While not technically a RAID configuration, RAID 0 offers increased performance over regular hard drive configuration. It utilizes multiple hard drives to store contiguous blocks of data. This allows it to use multiple read/write heads simultaneously, thus increasing throughput of the system. The downside is reliability goes down greatly, since now the system relies on ALL drives simultaneously, and a single failure will deem the system unusable.

 

 

Virtual Memory - How does it work?

All processes have an address space visible to them that we call the "virtrtual address". Each process can treat these addresses like their own private block of contiguous memory allocated to them.

In reality, these memory addresses have no physical meaning, but are simply a layer of abstraction between the processes and the operating system. The OS has something called a VMM (virtual memory manager), which allows it to communicate across this layer of abstraction.

So how is the VMM implemented? The simplest way is to keep a linear page table, which maps virtual pages of memory to physical pages of memory. The "page", however, is not the entire address, but rather a pre-specified subset of the address who size depends on the page size. Say we declare each page to be 4kb (size of our OSP hard drive block). This is 12 bits. In order to fill up the entire address space, we will then need 2^(32 - 12) pages. Our virtual addresses can then be organized into the following form:

|Page Number | Page Offset|

|----20 bits-----|-----12 bits---|

 

While this sounds resonable, it requires that our page table have 2^20 entries, each one being 4 bytes, which means the size of the page table will be 2^22 bytes = 4MiB. This may not sound too large, but each process needs its own page table, regardless of it's size, which will produce a lot of unneeded overhead. (64-bit machines will need 2^54 bytes for the page table!).

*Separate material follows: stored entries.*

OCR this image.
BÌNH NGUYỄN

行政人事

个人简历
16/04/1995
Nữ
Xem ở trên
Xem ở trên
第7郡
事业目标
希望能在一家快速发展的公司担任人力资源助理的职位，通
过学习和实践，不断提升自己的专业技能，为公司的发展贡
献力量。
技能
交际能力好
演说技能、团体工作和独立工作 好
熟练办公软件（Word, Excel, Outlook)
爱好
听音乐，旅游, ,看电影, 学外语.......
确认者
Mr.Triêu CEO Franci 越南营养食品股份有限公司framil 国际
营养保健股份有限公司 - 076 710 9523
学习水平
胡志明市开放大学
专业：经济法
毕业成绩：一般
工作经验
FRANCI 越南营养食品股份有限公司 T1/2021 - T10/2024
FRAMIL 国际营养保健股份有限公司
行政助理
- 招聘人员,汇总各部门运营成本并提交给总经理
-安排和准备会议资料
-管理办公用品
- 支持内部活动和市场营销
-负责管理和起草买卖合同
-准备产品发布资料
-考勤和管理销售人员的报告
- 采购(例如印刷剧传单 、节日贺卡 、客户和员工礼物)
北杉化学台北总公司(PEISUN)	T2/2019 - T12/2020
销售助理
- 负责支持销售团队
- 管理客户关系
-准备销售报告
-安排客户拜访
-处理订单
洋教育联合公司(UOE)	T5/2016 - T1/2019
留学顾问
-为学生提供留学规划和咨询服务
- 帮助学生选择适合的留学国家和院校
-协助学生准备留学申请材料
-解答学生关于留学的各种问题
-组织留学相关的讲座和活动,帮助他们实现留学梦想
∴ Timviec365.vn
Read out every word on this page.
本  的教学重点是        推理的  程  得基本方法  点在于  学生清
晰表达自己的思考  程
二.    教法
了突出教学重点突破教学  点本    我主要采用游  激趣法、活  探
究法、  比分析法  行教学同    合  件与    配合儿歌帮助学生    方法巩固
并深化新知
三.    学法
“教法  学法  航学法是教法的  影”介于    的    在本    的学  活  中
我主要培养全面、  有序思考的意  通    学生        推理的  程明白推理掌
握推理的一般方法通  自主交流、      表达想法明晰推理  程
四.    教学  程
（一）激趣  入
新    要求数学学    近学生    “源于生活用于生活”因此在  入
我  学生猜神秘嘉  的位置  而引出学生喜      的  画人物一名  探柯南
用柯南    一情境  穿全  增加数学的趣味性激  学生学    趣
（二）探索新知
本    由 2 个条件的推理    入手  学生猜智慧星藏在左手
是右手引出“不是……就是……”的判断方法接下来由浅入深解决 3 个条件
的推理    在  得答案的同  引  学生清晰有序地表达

Most programs don't even need the entire 4GiB of virtual address space anyway, so to save space we can truncate the page table and create 2 "levels". The new format now looks like:

|---hi---|---low---|---offset---|

So now we can first search the page table for the "hi" address, and find the corresponding point in memory. Then use the "low" offset of this address to find the actual page's address in memory. Finally, we can use the "offset" of this page to get the data.

Here is a function that could do this sort of thing:

int pmap(int vpn){

int lo = vpn & (1 << 10) -1);

int hi = vpn >> 10;

int j = PAGE_TABLE[hi];

if (j == fault)

return FAULT;

else

return j[10];

}

We will define %cr3 as the address of the page table. In order for this to work, we must ensure that %cr3 is invisible to ordinary apps. We must also protect the page table's contents and make sure no process writes to it. If a process ever asks for an address that returns FAULT, an exception must be raised, and the kernel must allocate the extra memory for the new page. This allows us to save space by only allocating the amount needed by the program, and not assuming they each need the entire 4MiB.

 

Potential Problem with Virtual Memory

By giving each process up to 4GiB of memory addresses, we are running the risk that processes will attempt to use more memory than than the system actually has! To avoid this, we need to use the hard drive to reserve a "swap" space for memory that cannot fit into RAM.

When a page fault occurs, we take the following steps:

1) Pick a victim page in RAM

2) Write the page out to disk, where it "belongs"

3) Write desired page to RAM

4) Restart faulted instruction

 

Other Problems

-SLOW

We won't want to Thrash (access the hard drive)

Even though we have a potentailly unlimited amount of memory, we must still use an amount near our physical memory

-Where do you store the page table/memory manager

-How do you decide which page to swap out?

-Worst answer: Next page to be accessed

-Best answer : Last page to be accessed

-Other options : Oldest page, Least Recenlty Used page

-Which answer gives the best performance/complexity tradeoff? Is it even significant?